Küçücük omuzlar, beyaz dipdiri ufak göğüsler,
bunun üstünde de kreol tipi örtüsüyle çıtır çıtır yenecek kadar güzel minik bir yüz.
Küçük ziyaretleri unutmadığımı çok iyi bilirsin.
Onu binlerce kez öpüyorum ve orada olacağım anı sabırsızlıkla bekliyorum.

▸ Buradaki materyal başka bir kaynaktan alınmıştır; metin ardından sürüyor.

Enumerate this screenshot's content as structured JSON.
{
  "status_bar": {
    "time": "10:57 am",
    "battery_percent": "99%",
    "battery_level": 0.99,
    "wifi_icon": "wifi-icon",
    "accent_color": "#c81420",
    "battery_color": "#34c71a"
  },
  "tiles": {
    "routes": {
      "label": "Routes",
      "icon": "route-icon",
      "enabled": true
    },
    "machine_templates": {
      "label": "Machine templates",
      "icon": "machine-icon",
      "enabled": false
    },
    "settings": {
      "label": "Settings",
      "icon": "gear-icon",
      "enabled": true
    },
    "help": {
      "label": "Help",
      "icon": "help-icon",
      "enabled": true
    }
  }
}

Herşey senin için, yaşam, mutluluk, zevk senin yarattıklarından başka bir şey değil.
Ondan boşandıktan sonra bu sevgiyi söküp atmak pek kolay olmadı ama karşısına Emilie çıkınca kalbi yine çarpmaya basladı. Üstelik bu aşk Josephine ile olduğu gibi tek değil, çift taraflıydı.
Charles ve Catherine
Tarihi değiştiren aşklardan biri İngiliz Parlamentosunun İrlandalı bir milletvekili olan Charles Parnellin aşkı. 1857de İngiltere Parlamentosuna katılan Charles Parnell İrlandanın özerkliğini savunuyordu. Beş yıl içinde parlamentoda en çok sözü edilen kişi haline geldi. Mesleğinin zirvesinde ve tam Liberal Partiyi özerlik konusunda razı etmek üzereyken başka bir milletvekilinin karısı olan Catherine OSheaya aşık oldu. Parnell ve Catherine birbirlerini çılgınca sevdiler. Captain OShea karısını mahkemeye verdi. Dönemin İngilteresinde boşanma hele de kocayı aldatma bağışlanacak davranışlar olarak görülmüyordu. Bütün İrlandanın Parnelli desteklemesine karşın Liberal Parti hemen ona karşı cephe aldı. Böylece özerklik konusu da rezalete karıştı. Parnell, Catherinee aşık olmamış ve adı bu olaya karışmamış olsaydı, İrlandanın özerkliğini tanıyan yasayı meclisten çıkarır mıydı bilinmez ama şurası kesin ki bu konuda önemli adımlar atılmış olurdu.
Edward ve Wallis
İngilterede yaşanan bir başka aşk da İngiltere prenslerinde 8. Edwardın aşkıydı. Edward, kral ailesinden olmayan bir kadınla evlenerek tahtında vazgeçti. Çok sevilen bir insan. Olan Edward, Kral ailesinde olmanın verdiği resmiyetten nefret eder, evinde özel dostlarıyla bir arada olmayı tercih ederdi. Ama bir kez evlenip boşanmış Amerikalı Wallis Simpsonla flört etmeye başlaması tüm tepkileri Edwardın üzerine çekmişti. Önceleri Edward, Simpsonla evlenmesinin taht üzerindeki haklarından vazgeçmesini gerektireceğini düşünmemişti. Fakat herkes bu evliliğe karşı çıktı. Bunun üzerine Edward 1936 yılında tahta getirilmesinden birkaç ay önce sevdiği kadın için that üzerindeki haklarından vazgeçtiğini açıkladı. Kendi isteğiyle İngiltereden ayrıldı. Yerine kardeşi 6. George kral oldu.
Aşkın tek başına tarihi değiştirdiğini söylemek yanlış olur ama tarih insanların yaşamlarından oluşur. Ve insan yaşamının en ağır basan öğelerinden biri de aşktır.